Ion Beam Instabilities during Solar Flare Energy Release

TL;DR

This study investigates ion beam instabilities during solar flares using linear plasma theory, revealing unstable wave modes that influence particle scattering and heating, especially of $^3$He, affecting abundance enhancements.

Contribution

It introduces a detailed analysis of ion beam-driven wave instabilities during solar flares using the ALPS solver, highlighting their role in particle scattering and element enrichment.

Findings

Identified two unstable parallel-propagating modes near the proton cyclotron frequency.

Discovered highly oblique, lower-frequency unstable modes at higher beam energies.

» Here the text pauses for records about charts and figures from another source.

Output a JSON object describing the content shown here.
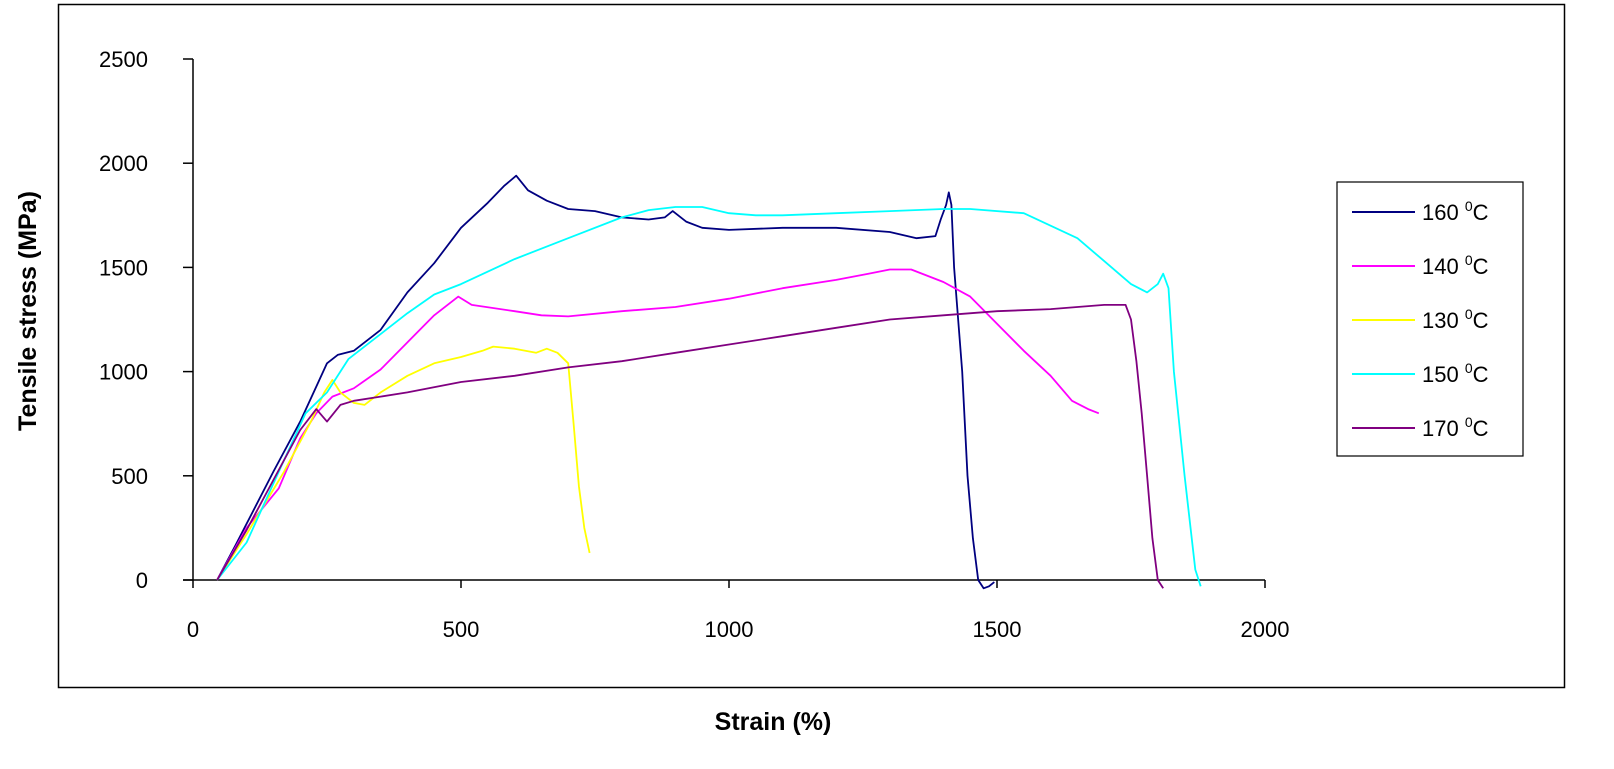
{
  "chart_data": {
    "type": "line",
    "title": "",
    "xlabel": "Strain (%)",
    "ylabel": "Tensile stress (MPa)",
    "xlim": [
      0,
      2000
    ],
    "ylim": [
      0,
      2500
    ],
    "x_ticks": [
      "0",
      "500",
      "1000",
      "1500",
      "2000"
    ],
    "y_ticks": [
      "0",
      "500",
      "1000",
      "1500",
      "2000",
      "2500"
    ],
    "grid": false,
    "legend_position": "right",
    "series": [
      {
        "name": "160",
        "name_sup": "0",
        "name_unit": "C",
        "color": "#000080",
        "points": [
          [
            45,
            0
          ],
          [
            80,
            170
          ],
          [
            150,
            520
          ],
          [
            200,
            760
          ],
          [
            250,
            1040
          ],
          [
            270,
            1080
          ],
          [
            300,
            1100
          ],
          [
            350,
            1200
          ],
          [
            400,
            1380
          ],
          [
            450,
            1520
          ],
          [
            500,
            1690
          ],
          [
            550,
            1810
          ],
          [
            580,
            1890
          ],
          [
            603,
            1940
          ],
          [
            625,
            1870
          ],
          [
            660,
            1820
          ],
          [
            700,
            1780
          ],
          [
            750,
            1770
          ],
          [
            800,
            1740
          ],
          [
            850,
            1730
          ],
          [
            880,
            1740
          ],
          [
            895,
            1770
          ],
          [
            920,
            1720
          ],
          [
            950,
            1690
          ],
          [
            1000,
            1680
          ],
          [
            1100,
            1690
          ],
          [
            1200,
            1690
          ],
          [
            1300,
            1670
          ],
          [
            1350,
            1640
          ],
          [
            1385,
            1650
          ],
          [
            1395,
            1730
          ],
          [
            1405,
            1800
          ],
          [
            1410,
            1860
          ],
          [
            1415,
            1800
          ],
          [
            1420,
            1500
          ],
          [
            1435,
            1000
          ],
          [
            1445,
            500
          ],
          [
            1455,
            200
          ],
          [
            1465,
            0
          ],
          [
            1475,
            -40
          ],
          [
            1485,
            -30
          ],
          [
            1495,
            -10
          ]
        ]
      },
      {
        "name": "140",
        "name_sup": "0",
        "name_unit": "C",
        "color": "#FF00FF",
        "points": [
          [
            45,
            0
          ],
          [
            100,
            250
          ],
          [
            160,
            440
          ],
          [
            200,
            680
          ],
          [
            230,
            800
          ],
          [
            260,
            880
          ],
          [
            300,
            920
          ],
          [
            350,
            1010
          ],
          [
            400,
            1140
          ],
          [
            450,
            1270
          ],
          [
            495,
            1360
          ],
          [
            520,
            1320
          ],
          [
            600,
            1290
          ],
          [
            650,
            1270
          ],
          [
            700,
            1265
          ],
          [
            800,
            1290
          ],
          [
            900,
            1310
          ],
          [
            1000,
            1350
          ],
          [
            1100,
            1400
          ],
          [
            1200,
            1440
          ],
          [
            1260,
            1470
          ],
          [
            1300,
            1490
          ],
          [
            1340,
            1490
          ],
          [
            1400,
            1430
          ],
          [
            1450,
            1360
          ],
          [
            1500,
            1230
          ],
          [
            1550,
            1100
          ],
          [
            1600,
            980
          ],
          [
            1640,
            860
          ],
          [
            1670,
            820
          ],
          [
            1690,
            800
          ]
        ]
      },
      {
        "name": "130",
        "name_sup": "0",
        "name_unit": "C",
        "color": "#FFFF00",
        "points": [
          [
            45,
            0
          ],
          [
            100,
            220
          ],
          [
            170,
            520
          ],
          [
            220,
            760
          ],
          [
            245,
            900
          ],
          [
            260,
            960
          ],
          [
            275,
            900
          ],
          [
            300,
            850
          ],
          [
            320,
            840
          ],
          [
            350,
            900
          ],
          [
            400,
            980
          ],
          [
            450,
            1040
          ],
          [
            500,
            1070
          ],
          [
            540,
            1100
          ],
          [
            560,
            1120
          ],
          [
            600,
            1110
          ],
          [
            640,
            1090
          ],
          [
            660,
            1110
          ],
          [
            680,
            1090
          ],
          [
            700,
            1040
          ],
          [
            710,
            750
          ],
          [
            720,
            450
          ],
          [
            730,
            250
          ],
          [
            740,
            130
          ]
        ]
      },
      {
        "name": "150",
        "name_sup": "0",
        "name_unit": "C",
        "color": "#00FFFF",
        "points": [
          [
            45,
            0
          ],
          [
            100,
            180
          ],
          [
            160,
            520
          ],
          [
            210,
            800
          ],
          [
            250,
            900
          ],
          [
            290,
            1060
          ],
          [
            350,
            1180
          ],
          [
            400,
            1280
          ],
          [
            450,
            1370
          ],
          [
            500,
            1420
          ],
          [
            600,
            1540
          ],
          [
            700,
            1640
          ],
          [
            800,
            1740
          ],
          [
            850,
            1775
          ],
          [
            900,
            1790
          ],
          [
            950,
            1790
          ],
          [
            1000,
            1760
          ],
          [
            1050,
            1750
          ],
          [
            1100,
            1750
          ],
          [
            1200,
            1760
          ],
          [
            1300,
            1770
          ],
          [
            1400,
            1780
          ],
          [
            1450,
            1780
          ],
          [
            1550,
            1760
          ],
          [
            1600,
            1700
          ],
          [
            1650,
            1640
          ],
          [
            1700,
            1530
          ],
          [
            1750,
            1420
          ],
          [
            1780,
            1380
          ],
          [
            1800,
            1420
          ],
          [
            1810,
            1470
          ],
          [
            1820,
            1400
          ],
          [
            1830,
            1000
          ],
          [
            1850,
            500
          ],
          [
            1870,
            50
          ],
          [
            1880,
            -30
          ]
        ]
      },
      {
        "name": "170",
        "name_sup": "0",
        "name_unit": "C",
        "color": "#800080",
        "points": [
          [
            45,
            0
          ],
          [
            100,
            240
          ],
          [
            150,
            480
          ],
          [
            200,
            720
          ],
          [
            230,
            820
          ],
          [
            250,
            760
          ],
          [
            275,
            840
          ],
          [
            300,
            860
          ],
          [
            350,
            880
          ],
          [
            400,
            900
          ],
          [
            500,
            950
          ],
          [
            600,
            980
          ],
          [
            700,
            1020
          ],
          [
            800,
            1050
          ],
          [
            900,
            1090
          ],
          [
            1000,
            1130
          ],
          [
            1100,
            1170
          ],
          [
            1200,
            1210
          ],
          [
            1300,
            1250
          ],
          [
            1400,
            1270
          ],
          [
            1500,
            1290
          ],
          [
            1600,
            1300
          ],
          [
            1700,
            1320
          ],
          [
            1740,
            1320
          ],
          [
            1750,
            1250
          ],
          [
            1760,
            1050
          ],
          [
            1770,
            800
          ],
          [
            1780,
            500
          ],
          [
            1790,
            200
          ],
          [
            1800,
            0
          ],
          [
            1810,
            -40
          ]
        ]
      }
    ]
  }
}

Found that these modes contribute to proton scattering and preferential heating of $^3$He.

Abstract

The linear stability of waves driven by ion beams produced during solar flare energy release are explored to assess their role in driving abundance enhancements in minority species such as $^3$He and in controlling, through pitch-angle scattering, proton/alpha confinement during energy release. The Arbitrary Linear Plasma Solver (ALPS) is used to solve the linear dispersion relation for a population of energetic, reconnection-accelerated protons streaming into a cold background plasma. We assume equal densities of the two populations, using an anisotropic ($T_\parallel/T_\perp = 10$), one-sided kappa distribution for the energetic streaming population and a cold Maxwellian for the background. We find two unstable modes with parallel propagation: a right-handed wave with a frequency of the order of the proton cyclotron frequency ($\Omega_{cp}$) and a left-handed, lower frequency mode. We also find highly oblique modes with frequencies below $\Omega_{cp}$ that are unstable for higher beam energies. Through resonant interactions, all three modes will contribute to the scattering of the high-energy protons, thereby limiting their transport out of the flare-acceleration region. The higher-frequency oblique mode, which can be characterized as a kinetic Alfv\'en wave, will preferentially heat $^3$He, making it a good candidate for the driver of the abundance enhancements commonly observed for this species in impulsive events.